Harry dachte an Ron Weasley. Was machte er wohl gerade in London? Er wollte versuchen, einen Job im Ministerium zu bekommen. So zu werden, wie Percy, dieser Streber, der seinen Vorgesetzten nachlief, dass er selbst ihnen schon auf die Nerven ging, hatte er nicht vor. Percy war sein älterer Bruder, nicht sein ältester, er hatte ganze fünf ältere Brüder und eine kleine Schwester, die nun ins siebte Schuljahr ging. Aber das Ministerium erschien Ron am ehesten geeignet, einen sicheren und vielleicht doch interessanten Job zu bekommen. Insgeheim träumte er von einem Posten als Zauberagent, der gegen die dunkle Magie kämpfte. Mut hatte er, das war auch Harry klar, aber mit dem Zaubern würde er in der Position nicht so weit kommen. Wahrscheinlich würde er einen ähnlich verschrobenen Posten wie sein Vater bekommen, der die Abteilung für den Missbrauch von Muggelartefakten leitete. Harry würde Ron sehr vermissen. Er war und blieb sein bester Freund. In den Ferien hatte er gerne ein paar Tage im Fuchsbau, im Hause der Weasleys verbracht. In den nächsten Semesterferien würde er einfach wieder hin fahren und Ron besuchen.

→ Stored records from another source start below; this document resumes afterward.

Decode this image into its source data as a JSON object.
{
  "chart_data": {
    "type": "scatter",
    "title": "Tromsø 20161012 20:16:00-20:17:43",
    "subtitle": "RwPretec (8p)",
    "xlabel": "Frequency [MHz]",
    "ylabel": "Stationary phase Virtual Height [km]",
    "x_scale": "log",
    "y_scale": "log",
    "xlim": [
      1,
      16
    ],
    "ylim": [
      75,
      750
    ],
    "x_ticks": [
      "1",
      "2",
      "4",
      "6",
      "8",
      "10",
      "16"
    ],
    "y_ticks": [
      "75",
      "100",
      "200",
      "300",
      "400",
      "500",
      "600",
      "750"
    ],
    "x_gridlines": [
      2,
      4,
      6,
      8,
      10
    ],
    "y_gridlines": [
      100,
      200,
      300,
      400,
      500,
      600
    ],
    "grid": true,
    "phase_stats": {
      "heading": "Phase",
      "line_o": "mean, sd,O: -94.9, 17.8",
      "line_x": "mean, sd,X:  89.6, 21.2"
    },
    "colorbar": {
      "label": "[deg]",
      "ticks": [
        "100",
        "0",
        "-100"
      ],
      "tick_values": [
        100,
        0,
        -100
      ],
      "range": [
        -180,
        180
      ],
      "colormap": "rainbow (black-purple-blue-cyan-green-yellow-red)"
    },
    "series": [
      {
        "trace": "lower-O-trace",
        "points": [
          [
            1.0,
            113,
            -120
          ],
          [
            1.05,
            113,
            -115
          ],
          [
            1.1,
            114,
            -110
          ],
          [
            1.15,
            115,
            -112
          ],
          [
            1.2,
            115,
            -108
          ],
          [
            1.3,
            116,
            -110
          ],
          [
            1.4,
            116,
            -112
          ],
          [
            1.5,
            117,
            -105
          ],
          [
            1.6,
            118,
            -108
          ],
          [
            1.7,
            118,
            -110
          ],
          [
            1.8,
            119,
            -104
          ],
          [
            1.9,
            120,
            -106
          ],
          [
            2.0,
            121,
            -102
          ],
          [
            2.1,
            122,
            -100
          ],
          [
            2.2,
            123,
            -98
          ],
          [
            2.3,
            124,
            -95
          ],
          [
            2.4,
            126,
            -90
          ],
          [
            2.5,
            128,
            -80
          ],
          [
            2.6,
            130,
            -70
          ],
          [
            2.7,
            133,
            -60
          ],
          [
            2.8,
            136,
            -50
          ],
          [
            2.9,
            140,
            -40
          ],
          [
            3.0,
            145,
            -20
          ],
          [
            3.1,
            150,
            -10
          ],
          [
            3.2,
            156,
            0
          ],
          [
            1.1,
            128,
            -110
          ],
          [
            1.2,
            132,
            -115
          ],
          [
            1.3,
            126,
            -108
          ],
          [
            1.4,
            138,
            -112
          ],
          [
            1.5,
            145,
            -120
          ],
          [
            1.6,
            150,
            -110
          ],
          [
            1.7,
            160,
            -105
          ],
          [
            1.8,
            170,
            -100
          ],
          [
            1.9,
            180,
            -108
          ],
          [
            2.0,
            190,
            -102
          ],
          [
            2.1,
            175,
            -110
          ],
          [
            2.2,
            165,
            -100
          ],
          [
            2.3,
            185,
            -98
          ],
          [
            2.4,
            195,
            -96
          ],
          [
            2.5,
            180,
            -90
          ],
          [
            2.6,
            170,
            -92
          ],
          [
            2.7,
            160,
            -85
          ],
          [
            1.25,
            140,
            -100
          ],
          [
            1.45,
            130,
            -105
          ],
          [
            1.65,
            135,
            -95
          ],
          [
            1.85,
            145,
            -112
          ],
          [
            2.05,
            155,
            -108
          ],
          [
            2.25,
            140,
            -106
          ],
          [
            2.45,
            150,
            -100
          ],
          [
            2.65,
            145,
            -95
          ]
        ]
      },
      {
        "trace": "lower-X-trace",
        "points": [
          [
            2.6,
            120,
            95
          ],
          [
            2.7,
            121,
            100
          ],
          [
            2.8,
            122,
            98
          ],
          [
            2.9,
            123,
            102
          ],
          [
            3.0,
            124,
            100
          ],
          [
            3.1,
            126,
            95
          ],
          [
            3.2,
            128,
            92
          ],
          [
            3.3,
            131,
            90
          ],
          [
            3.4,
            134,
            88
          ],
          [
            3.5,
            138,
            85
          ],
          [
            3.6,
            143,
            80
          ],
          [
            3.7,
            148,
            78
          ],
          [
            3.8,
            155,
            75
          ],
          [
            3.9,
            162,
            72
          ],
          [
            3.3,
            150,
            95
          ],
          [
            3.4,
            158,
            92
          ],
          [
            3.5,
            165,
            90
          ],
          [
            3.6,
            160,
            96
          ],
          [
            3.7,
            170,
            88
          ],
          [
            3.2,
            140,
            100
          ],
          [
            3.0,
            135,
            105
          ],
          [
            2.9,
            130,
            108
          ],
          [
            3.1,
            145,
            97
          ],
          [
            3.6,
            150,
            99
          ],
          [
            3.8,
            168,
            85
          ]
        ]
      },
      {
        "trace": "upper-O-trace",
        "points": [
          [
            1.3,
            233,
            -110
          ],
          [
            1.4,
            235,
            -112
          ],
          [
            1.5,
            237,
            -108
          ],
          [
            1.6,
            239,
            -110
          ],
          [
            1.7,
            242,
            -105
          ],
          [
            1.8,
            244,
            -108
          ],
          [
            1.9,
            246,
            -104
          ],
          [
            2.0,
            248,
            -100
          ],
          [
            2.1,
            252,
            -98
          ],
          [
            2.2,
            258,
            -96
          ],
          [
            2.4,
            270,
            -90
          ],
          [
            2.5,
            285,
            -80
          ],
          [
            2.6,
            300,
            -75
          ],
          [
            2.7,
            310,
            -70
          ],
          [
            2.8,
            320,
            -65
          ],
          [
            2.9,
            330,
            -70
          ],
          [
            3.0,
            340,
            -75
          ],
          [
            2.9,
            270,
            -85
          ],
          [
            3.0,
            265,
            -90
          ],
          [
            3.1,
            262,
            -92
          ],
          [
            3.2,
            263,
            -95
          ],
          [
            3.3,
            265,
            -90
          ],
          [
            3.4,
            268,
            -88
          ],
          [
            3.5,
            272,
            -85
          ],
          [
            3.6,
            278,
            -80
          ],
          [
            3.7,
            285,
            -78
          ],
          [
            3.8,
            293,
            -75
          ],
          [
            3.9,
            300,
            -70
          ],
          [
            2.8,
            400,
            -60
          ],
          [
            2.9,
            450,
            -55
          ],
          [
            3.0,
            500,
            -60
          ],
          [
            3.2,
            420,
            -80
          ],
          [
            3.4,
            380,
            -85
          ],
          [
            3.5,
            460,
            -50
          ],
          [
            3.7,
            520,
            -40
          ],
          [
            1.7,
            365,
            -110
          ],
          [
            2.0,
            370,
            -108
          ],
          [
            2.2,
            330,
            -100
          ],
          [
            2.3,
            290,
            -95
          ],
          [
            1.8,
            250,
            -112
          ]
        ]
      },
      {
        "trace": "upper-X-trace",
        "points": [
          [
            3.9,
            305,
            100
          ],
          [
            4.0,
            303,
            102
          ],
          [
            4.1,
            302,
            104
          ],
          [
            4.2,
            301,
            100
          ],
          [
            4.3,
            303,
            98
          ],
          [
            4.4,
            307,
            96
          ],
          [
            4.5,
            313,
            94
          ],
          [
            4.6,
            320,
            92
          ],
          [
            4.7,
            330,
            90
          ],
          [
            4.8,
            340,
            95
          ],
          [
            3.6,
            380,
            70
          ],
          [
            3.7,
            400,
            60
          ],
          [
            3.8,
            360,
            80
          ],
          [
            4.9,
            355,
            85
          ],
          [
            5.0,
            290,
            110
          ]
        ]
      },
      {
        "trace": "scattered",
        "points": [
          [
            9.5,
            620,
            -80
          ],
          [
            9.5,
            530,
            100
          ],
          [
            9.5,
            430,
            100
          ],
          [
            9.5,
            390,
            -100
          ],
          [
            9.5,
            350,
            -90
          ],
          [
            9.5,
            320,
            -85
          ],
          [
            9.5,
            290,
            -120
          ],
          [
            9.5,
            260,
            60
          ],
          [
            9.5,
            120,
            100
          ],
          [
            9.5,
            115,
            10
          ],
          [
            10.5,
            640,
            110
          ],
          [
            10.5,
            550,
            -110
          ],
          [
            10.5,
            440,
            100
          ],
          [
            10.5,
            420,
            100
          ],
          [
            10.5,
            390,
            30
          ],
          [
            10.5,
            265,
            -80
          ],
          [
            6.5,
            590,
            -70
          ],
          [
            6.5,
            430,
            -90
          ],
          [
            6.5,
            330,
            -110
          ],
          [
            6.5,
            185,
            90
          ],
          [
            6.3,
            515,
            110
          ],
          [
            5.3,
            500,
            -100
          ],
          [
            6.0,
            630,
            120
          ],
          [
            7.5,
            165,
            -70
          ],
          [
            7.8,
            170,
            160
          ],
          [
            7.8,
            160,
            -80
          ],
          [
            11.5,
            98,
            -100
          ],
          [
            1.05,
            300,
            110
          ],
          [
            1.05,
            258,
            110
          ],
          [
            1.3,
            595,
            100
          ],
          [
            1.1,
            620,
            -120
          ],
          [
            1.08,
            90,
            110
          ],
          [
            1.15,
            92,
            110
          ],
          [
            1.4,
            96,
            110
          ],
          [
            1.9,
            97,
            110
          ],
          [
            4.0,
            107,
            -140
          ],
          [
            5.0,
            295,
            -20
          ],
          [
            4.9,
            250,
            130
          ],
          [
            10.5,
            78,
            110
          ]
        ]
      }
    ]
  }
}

Harry überlegte, ob er noch hinaus gehen sollte, um Kontakt zu den anderen Studenten aufzunehmen, die sich in der Sitzecke des Hofes aufhielten. Er entschied sich dagegen. Er fühlte sich müde. Das Reisen mit dem Auto war anstrengend. Er konnte aber verstehen, dass Henry ihn nicht auf den üblichen Wegen der Druiden durch die Dome geschickt hatte. Das war eine Art zu Reisen, wie es mittels Kamin-Netzwerk unter den normalen Zauberern gerne genutzt wurde. Henry wollte einfach noch ein wenig Zeit mit seinem Schützling verbringen. Dafür hatte er gerne die Strapaze auf sich genommen, sechs Stunden mit der Fähre nach Oostende und von dort aus über schlechteste Straßen mitten in die Ardennen zu fahren.

Harry setzte sich in einen der Sessel am Kaminfeuer und legte seine Füße auf das Tischchen. Er dachte an seine seltsame Begegnung mit Imelda Montescue. Sie hatte ein so offenes uns sympathisches Gesicht. Sie war nicht unbedingt eine Schönheit, aber er fühlte sich durch ihre ganze feminine Art auf unbestimmbare Weise angezogen. Es gelang ihm nicht, sich an ihre Stimme zu erinnern, er wusste nur, dass sie unangenehm war, wie es ihm bei einigen der Mitschülerinnen auf Hogwarts aufgefallen war. ‚Sie ist auch im ersten Semester.', fiel ihm ein. ‚Dann werde ich sie ja morgen wiedersehen. Immerhin kenne ich schon jemanden. Wie einfach war das doch damals, im Hogwarts-Express.'

Seine Gedanken wanderten in die schöne, alte Zeit. Es war die Zeit des allerhöchsten Glücks, das er je empfunden hatte. Der Alptraum in seiner Pflegefamilie war zu Ende, er hatte neue Freunde und... er war Zauberer! Bis zu diesem denkwürdigen Tag, an dem er von Hagrid aus dem alten Haus auf der Insel geholt wurde hatte er höchstens einmal davon geträumt, zaubern zu können. Nie wäre es ihm eingefallen, dass es einmal Wirklichkeit würde. Er schloss die Augen. Bald sah er die Bilder seiner Freunde vor sich. Ohne es zu bemerken, war er eingeschlafen.